In another case, Garzon threw out all evidence against an al-Qaeda member named Abderrahman Ahmed, saying “Everything obtained from there was useless because it went against the rules.” Luckily, enough evidence existed that didn’t come from his stay at the prison for Garzon to sentence Ahmed to six years in prison.
Garzon’s record has many admirable accomplishments. He has made several statements showing that he has a sophisticated understanding of the radical Islamic enemy. In an interview with PBS on July 27, 2004, he did not shy away from blaming Saudi Arabia’s promotion of Wahhabism for its role in creating “Islamic terrorism,” a term which many U.S. officials are afraid to use.
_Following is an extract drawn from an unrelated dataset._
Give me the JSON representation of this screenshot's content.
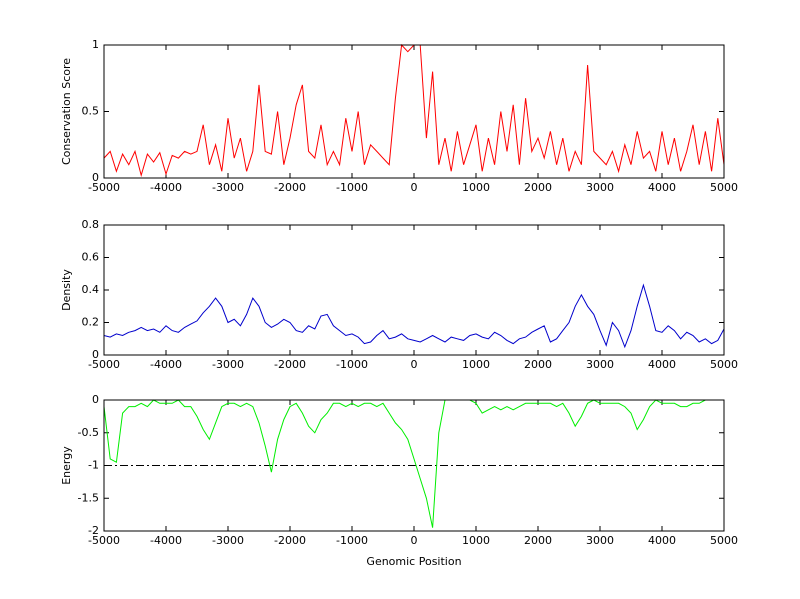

He even explained that the roots of today’s terrorist organizations lie in the Muslim Brotherhood, a group that many Western policymakers are bent on seeing as a force for moderation.
Nevertheless, the fact remains that if Garzon rules to indict the six former U.S. officials he will have overstepped his bounds to set a legal precedent that may well imperil future cooperation between countries against the common threat of Islamic terrorism.